Automated testing of AJAX content from 3-rd party

Usually when you are creating automation E2E suite with Selenium or just some REST testing you have access to developers to try and simplify your work. You can negotiate to add special ids to elements in the DOM so you don’t end up with flaky e2e failing every time when element was moved; you can add endpoint to the api to simplify authorization for tests or environment creation.

But when the service you develop suite for is dependent from 3-rd party, when content of pages is filled through sources outside of accessible scope, you don’t have such luxury like I mentioned above.

If you’re lucky 3-rd party won’t block your requests and will show content for your Selenium tests. But some of us are not lucky.

I have took a part in developing a suite for a service which simplifies PPC campaign advertisement placement. Though all pages and endpoints I’ve tried to test were owned by our team, big part of relevant content was supplied by a 3-rd party.

While working on the suite I ran into such problems as:

  • need to log AJAX request data in different browsers in E2E tests
  • need to recognize if content was loaded correctly and was shown

Log AJAX requests while browsing with Selenium

If you try to think about, in perfect conditions such problem could be classified as trivial. You just need to connect your Driver to a proxy and let it log everything you need.

But in reality 3-rd party service will probably stop responding to you if could notice even the smallest sign of proxy. Such 3-rd party i’ve ran into.

We tried to proxy traffic via Charles (at least to get some results) and Browsermob (as it is very simple to connect it to Selenium) but failed with both of them.

The problem is, Browsermob can send your requests further but will add some headers to requests which will allow to identify you as a proxy user. In particular, I’ve seen headers ‘HTTP_VIA’ and modified ‘HTTP_X_FORWARDED_FOR’ and that was enough.

You can try to modify those headers in ‘proxy_to_server’ method of Browsermob but it will add up its headers after yours. And while ‘HTTP_VIA’ can be removed, ‘X_FORWARDED_FOR’ will be added back even if you stated to remove it.

So to solve this problem I’ve used proxy named ‘mitmproxy’. It’s an open-source python project which can forward your requests and allow you to see logs of it.

It has wonderful console debugger and python api. For our needs it was necessary to save those logs somewhere else so we had proxy dumping data while working into ‘flow’ file which is later transformed into HAR.

To do so you basically need 2 console commands:

mitmproxy -w dump
mitmproxy -nr dump -s “ result.har”

After that you can work with HAR archive in your code and assert all you want.

Notice script. It’s the script which will transform your flow into HAR. It can be found in repository of the proxy.

Recognize advertisement

So now we come to part where it was needed to assert visibility and contents of 3-rd party content. There is a lot of methods to do it in normal conditions such as get element in DOM and look for attributes which would indicate correct behavior but in case of 3-rd party content may come to you in very different forms. Sometimes it’s iframe, sometimes it’s plain text and then followed by image.

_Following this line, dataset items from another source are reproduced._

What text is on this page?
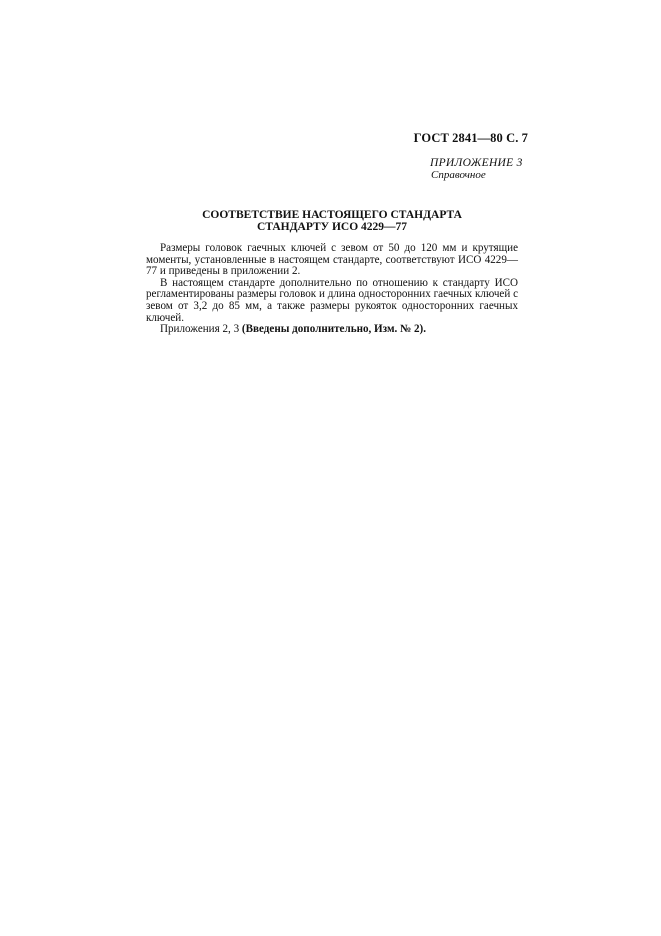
ГОСТ 2841—80 С. 7
ПРИЛОЖЕНИЕ 3
Справочное
СООТВЕТСТВИЕ НАСТОЯЩЕГО СТАНДАРТА
СТАНДАРТУ ИСО 4229—77

Размеры головок гаечных ключей с зевом от 50 до 120 мм и крутящие моменты, установленные в настоящем стандарте, соответствуют ИСО 4229—77 и приведены в приложении 2.

В настоящем стандарте дополнительно по отношению к стандарту ИСО регламентированы размеры головок и длина односторонних гаечных ключей с зевом от 3,2 до 85 мм, а также размеры рукояток односторонних гаечных ключей.

Приложения 2, 3 (Введены дополнительно, Изм. № 2).
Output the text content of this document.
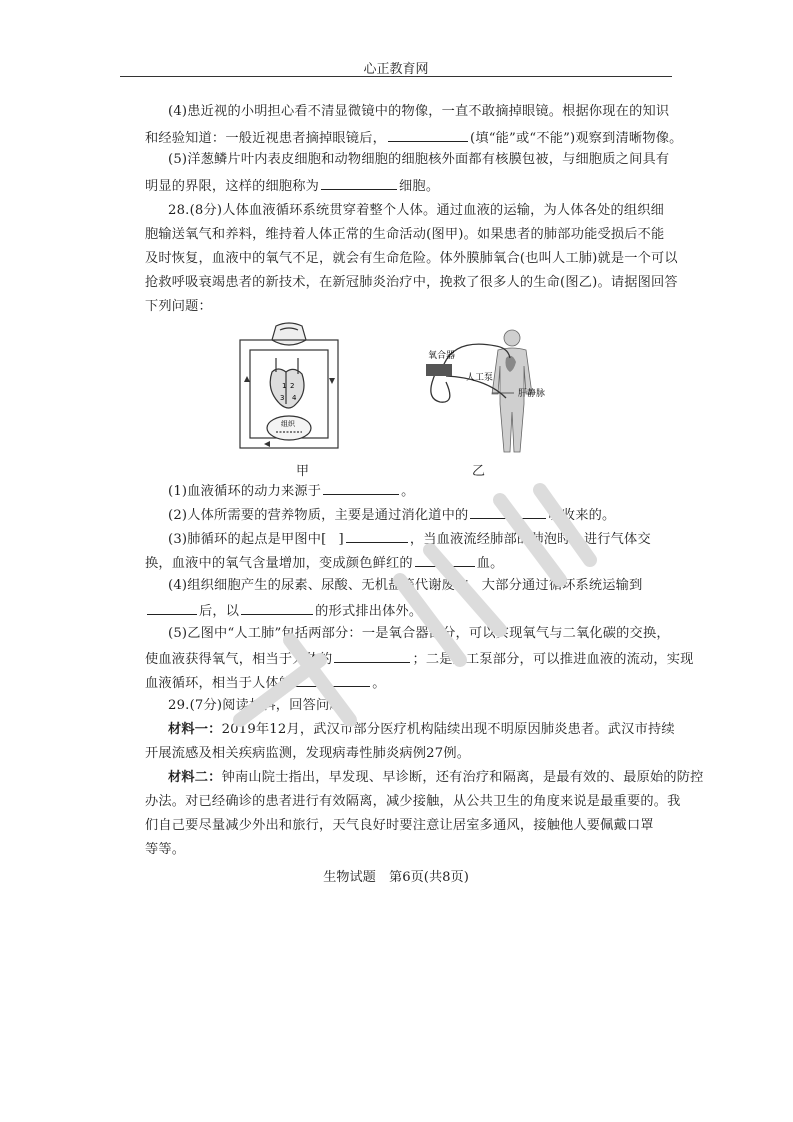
心正教育网
(4)患近视的小明担心看不清显微镜中的物像，一直不敢摘掉眼镜。根据你现在的知识
和经验知道：一般近视患者摘掉眼镜后，	(填“能”或“不能”)观察到清晰物像。
(5)洋葱鳞片叶内表皮细胞和动物细胞的细胞核外面都有核膜包被，与细胞质之间具有
明显的界限，这样的细胞称为	细胞。
28.(8分)人体血液循环系统贯穿着整个人体。通过血液的运输，为人体各处的组织细
胞输送氧气和养料，维持着人体正常的生命活动(图甲)。如果患者的肺部功能受损后不能
及时恢复，血液中的氧气不足，就会有生命危险。体外膜肺氧合(也叫人工肺)就是一个可以
抢救呼吸衰竭患者的新技术，在新冠肺炎治疗中，挽救了很多人的生命(图乙)。请据图回答
下列问题：
1 2
3 4
组织
甲
氧合器
人工泵
肝静脉
乙
(1)血液循环的动力来源于	。
(2)人体所需要的营养物质，主要是通过消化道中的	吸收来的。
(3)肺循环的起点是甲图中[ ]	，当血液流经肺部的肺泡时，进行气体交
换，血液中的氧气含量增加，变成颜色鲜红的	血。
(4)组织细胞产生的尿素、尿酸、无机盐等代谢废物，大部分通过循环系统运输到
后，以	的形式排出体外。
(5)乙图中“人工肺”包括两部分：一是氧合器部分，可以实现氧气与二氧化碳的交换，
使血液获得氧气，相当于人体的	；二是人工泵部分，可以推进血液的流动，实现
血液循环，相当于人体的	。
29.(7分)阅读材料，回答问题。
材料一：2019年12月，武汉市部分医疗机构陆续出现不明原因肺炎患者。武汉市持续
开展流感及相关疾病监测，发现病毒性肺炎病例27例。
材料二：钟南山院士指出，早发现、早诊断，还有治疗和隔离，是最有效的、最原始的防控
办法。对已经确诊的患者进行有效隔离，减少接触，从公共卫生的角度来说是最重要的。我
们自己要尽量减少外出和旅行，天气良好时要注意让居室多通风，接触他人要佩戴口罩
等等。
生物试题　第6页(共8页)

How to recognize that content is the content and not some error when you don’t know how all possible errors could look like? Use computer vision. It’s 2017 and Internet is full of recognition tools. Some of them even allow you to operate via HTTP — send them a pic and they will tell you what’s on it.

I quite like Google Cloud for such tasks. They allow you to use their Vision API with simple request and all you need to is take screenshot with Selenium, use your favorite HTTP library, send the screenshot with it and get category list out of response. With that list you can assert and be sure what was on the page when test ran.

Though note that such services won’t tell you with 100% probability when content is the content. For example, it can tell you screenshot have advertisement from time to time but to get results be as reliable as possible look at category list you get and analyze it to cover all positive cases.

So in the end testing suite became dependent from proxy and recognition service other than Selenium (Selenide), browser drivers, Http and Json libraries but now I can say that it will assure all content is shown correctly and without errors for sure.